Conclusion: Our report suggests that XLA patients might present high risk to develop pneumonia after SARS-Cov2 infection, but can recover from infection, suggesting that B cell response might be important, but not strictly required to overcome the disease.”
Relevance: These results proffer at least two intriguing possibilities about immunity against SARS-CoV-2.
- That antibodies may not be needed to control this virus, at least not in a primary immune response. This isn’t surprising since patients with such primary antibody deficiencies are typically highly susceptible to bacterial infections while they’re able to ward off most viral infections though they remain particularly susceptible to enteric viruses, especially those that target the CNS (central nervous system) such as polio.
- Would patients with such immunodeficiencies overcome secondary SARS-CoV-2 infections without overt symptoms as would be expected of their immunosufficient counterparts as a result of immunological memory remains an open question.

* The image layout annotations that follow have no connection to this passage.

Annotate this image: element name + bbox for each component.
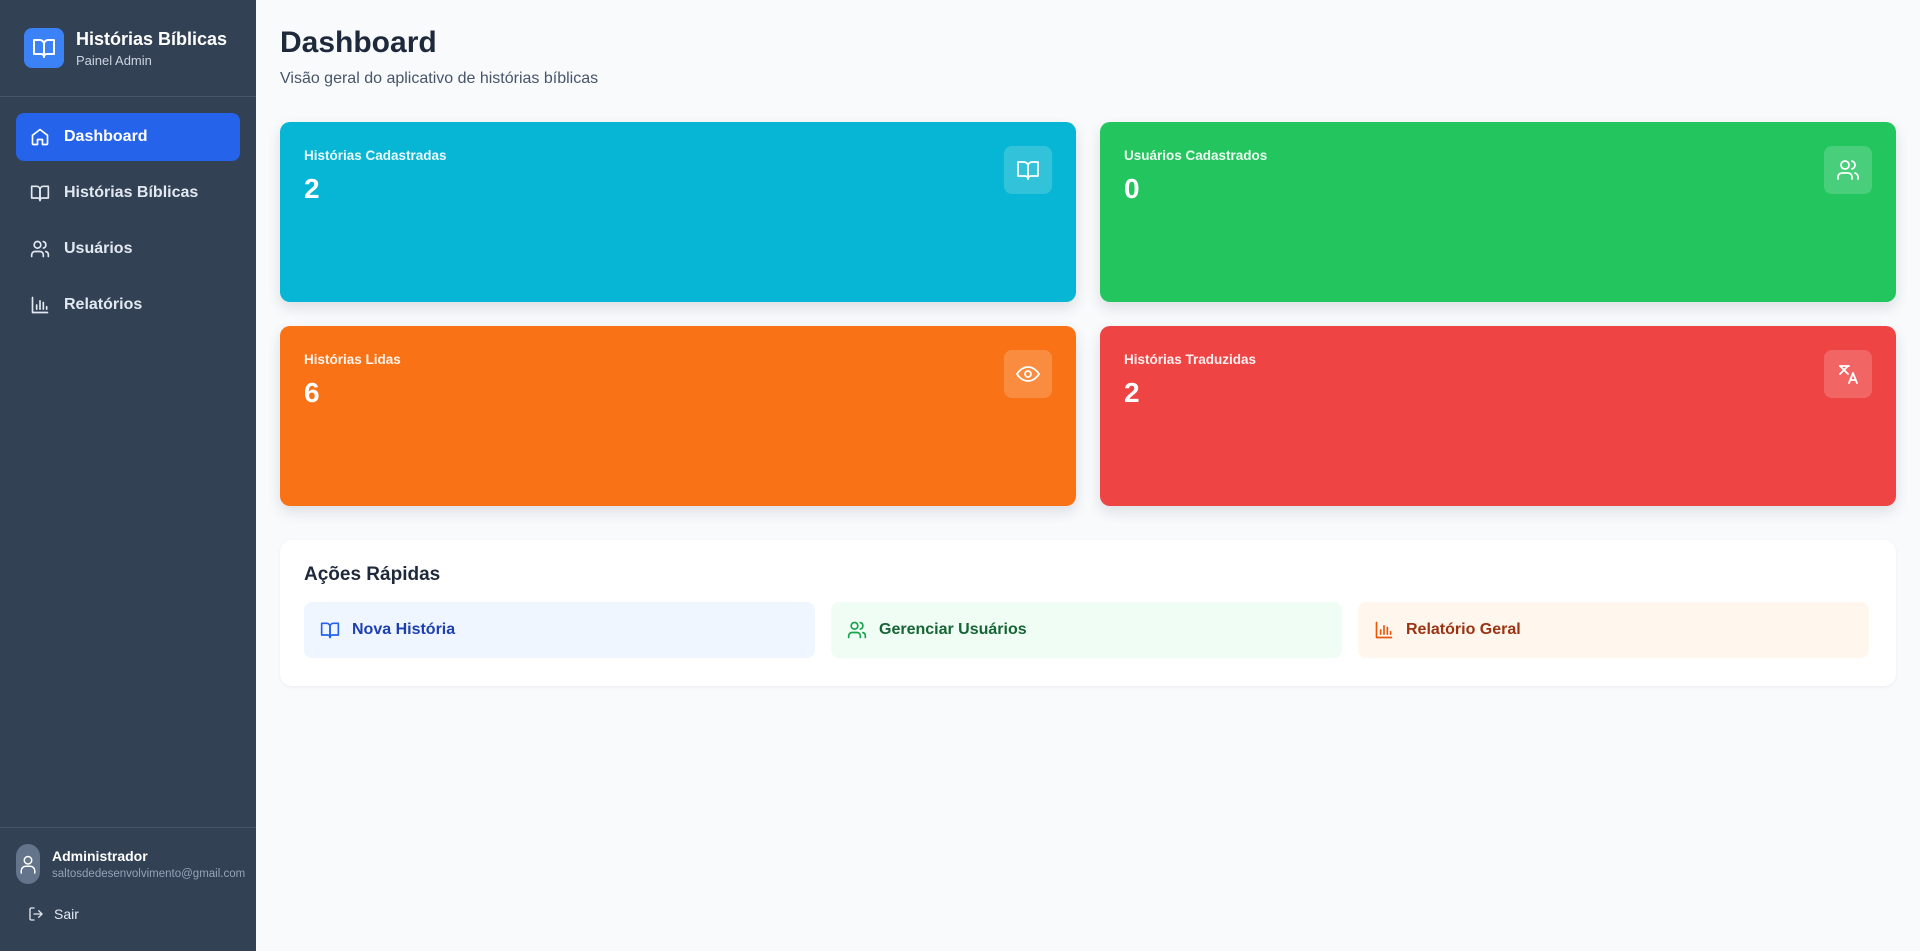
user-email: saltosdedesenvolvimento@gmail.com: [52, 868, 246, 880]
stats-cards: Histórias Cadastradas 2 Usuários Cadastr…: [280, 122, 1896, 506]
stat-label: Histórias Traduzidas: [1124, 352, 1257, 367]
sidebar-item-relatorios[interactable]: Relatórios: [16, 281, 240, 329]
stat-card-historias-traduzidas: Histórias Traduzidas 2: [1100, 326, 1896, 506]
stat-value: 0: [1124, 173, 1140, 204]
brand-title: Histórias Bíblicas: [76, 29, 228, 49]
sidebar-item-label: Relatórios: [64, 296, 143, 313]
sidebar: Histórias Bíblicas Painel Admin Dashboar…: [0, 0, 256, 951]
quick-action-label: Gerenciar Usuários: [879, 621, 1027, 638]
sidebar-item-label: Histórias Bíblicas: [64, 184, 199, 201]
sidebar-item-usuarios[interactable]: Usuários: [16, 225, 240, 273]
brand-subtitle: Painel Admin: [76, 53, 152, 68]
page-subtitle: Visão geral do aplicativo de histórias b…: [280, 70, 599, 87]
users-icon: [1824, 146, 1872, 194]
book-open-icon: [1004, 146, 1052, 194]
sidebar-item-label: Usuários: [64, 240, 133, 257]
logout-label: Sair: [54, 906, 79, 922]
user-name: Administrador: [52, 848, 148, 864]
new-story-button[interactable]: Nova História: [304, 602, 815, 658]
general-report-button[interactable]: Relatório Geral: [1358, 602, 1869, 658]
stat-label: Usuários Cadastrados: [1124, 148, 1268, 163]
user-info: Administrador saltosdedesenvolvimento@gm…: [16, 844, 256, 884]
logout-icon: [28, 906, 44, 922]
users-icon: [847, 620, 867, 640]
quick-actions-list: Nova História Gerenciar Usuários Relatór…: [304, 602, 1872, 658]
languages-icon: [1824, 350, 1872, 398]
stat-label: Histórias Lidas: [304, 352, 401, 367]
bar-chart-icon: [1374, 620, 1394, 640]
sidebar-item-label: Dashboard: [64, 128, 148, 145]
stat-value: 2: [304, 173, 320, 204]
bar-chart-icon: [30, 295, 50, 315]
stat-card-historias-lidas: Histórias Lidas 6: [280, 326, 1076, 506]
brand: Histórias Bíblicas Painel Admin: [0, 0, 256, 97]
book-open-icon: [30, 183, 50, 203]
stat-label: Histórias Cadastradas: [304, 148, 447, 163]
quick-action-label: Relatório Geral: [1406, 621, 1521, 638]
stat-value: 2: [1124, 377, 1140, 408]
quick-action-label: Nova História: [352, 621, 456, 638]
sidebar-footer: Administrador saltosdedesenvolvimento@gm…: [0, 827, 256, 951]
eye-icon: [1004, 350, 1052, 398]
home-icon: [30, 127, 50, 147]
book-open-icon: [320, 620, 340, 640]
avatar: [16, 844, 40, 884]
manage-users-button[interactable]: Gerenciar Usuários: [831, 602, 1342, 658]
logout-button[interactable]: Sair: [16, 906, 256, 922]
book-open-icon: [24, 28, 64, 68]
quick-actions-title: Ações Rápidas: [304, 564, 441, 585]
users-icon: [30, 239, 50, 259]
sidebar-item-historias[interactable]: Histórias Bíblicas: [16, 169, 240, 217]
sidebar-item-dashboard[interactable]: Dashboard: [16, 113, 240, 161]
page-title: Dashboard: [280, 26, 437, 59]
main-content: Dashboard Visão geral do aplicativo de h…: [256, 0, 1920, 951]
quick-actions-panel: Ações Rápidas Nova História Gerenciar Us…: [280, 540, 1896, 686]
stat-value: 6: [304, 377, 320, 408]
stat-card-usuarios-cadastrados: Usuários Cadastrados 0: [1100, 122, 1896, 302]
sidebar-nav: Dashboard Histórias Bíblicas Usuários Re…: [0, 97, 256, 329]
stat-card-historias-cadastradas: Histórias Cadastradas 2: [280, 122, 1076, 302]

- That the antibody bolus, Immunoglobulin therapy – Wikipedia, that these immunodeficient patients receive periodically as part of their lifelong treatment might contain cross-reactive antibodies generated against other targets such as related coronaviruses at titers sufficient to help protect them against SARS-CoV-2.

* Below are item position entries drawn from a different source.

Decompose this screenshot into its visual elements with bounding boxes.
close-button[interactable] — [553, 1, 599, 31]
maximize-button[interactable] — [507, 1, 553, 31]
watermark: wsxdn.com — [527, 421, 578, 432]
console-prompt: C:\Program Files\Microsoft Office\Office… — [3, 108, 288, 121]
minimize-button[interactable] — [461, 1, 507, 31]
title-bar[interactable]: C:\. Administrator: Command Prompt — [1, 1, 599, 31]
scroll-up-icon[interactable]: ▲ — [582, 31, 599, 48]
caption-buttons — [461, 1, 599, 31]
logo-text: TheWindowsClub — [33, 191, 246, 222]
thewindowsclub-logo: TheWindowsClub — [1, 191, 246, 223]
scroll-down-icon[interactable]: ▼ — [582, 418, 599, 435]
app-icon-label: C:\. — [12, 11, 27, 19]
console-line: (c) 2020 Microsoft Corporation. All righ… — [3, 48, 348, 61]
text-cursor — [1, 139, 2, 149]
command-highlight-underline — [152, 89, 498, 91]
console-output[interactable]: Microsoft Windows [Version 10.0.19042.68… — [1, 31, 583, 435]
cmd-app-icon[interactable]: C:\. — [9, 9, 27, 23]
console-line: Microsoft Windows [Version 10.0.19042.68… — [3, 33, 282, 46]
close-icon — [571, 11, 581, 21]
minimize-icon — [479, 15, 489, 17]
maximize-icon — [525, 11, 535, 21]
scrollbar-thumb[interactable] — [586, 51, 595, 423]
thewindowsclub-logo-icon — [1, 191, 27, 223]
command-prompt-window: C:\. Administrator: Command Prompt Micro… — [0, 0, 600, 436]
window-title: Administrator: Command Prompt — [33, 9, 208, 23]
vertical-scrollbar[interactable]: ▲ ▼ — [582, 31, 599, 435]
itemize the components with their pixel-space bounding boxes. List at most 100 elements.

Context: Antibodies are no doubt important in the immunity toolkit but it’s a rich, varied and multi-layered one with plenty of redundancy built in as a result of intense selection pressures manifested over evolutionary time. This is why a combination of innate and T cell immunity typically suffices to protect even individuals with antibody defects from many if not most infectious agents.
Cheap, quick, straightforward, circulating antibodies figure prominently in immunoassays because of such practical advantages rather than intrinsic value as surrogates of immunity that are both necessary and sufficient to control a particular infection.
- Antibodies circulate abundantly in the blood and are therefore relatively easy to collect and measure.
- Ease of access and relatively standardized approaches to measure them make antibodies an attractive focus as a biomarker of immunity, especially during a novel virus pandemic. On the other hand, cellular assays such as for T cells remain unstandardized.
No surprise then that serology tests to assess presence/absence of antibodies against SARS-CoV-2 virus are attractive tools to indirectly estimate levels of population-wide exposure to this new virus. Useful, practical.
However, if those without their own antibodies are consistently found to easily control SARS-CoV-2, antibodies as relevant surrogates of effective immunity against this virus would be in question.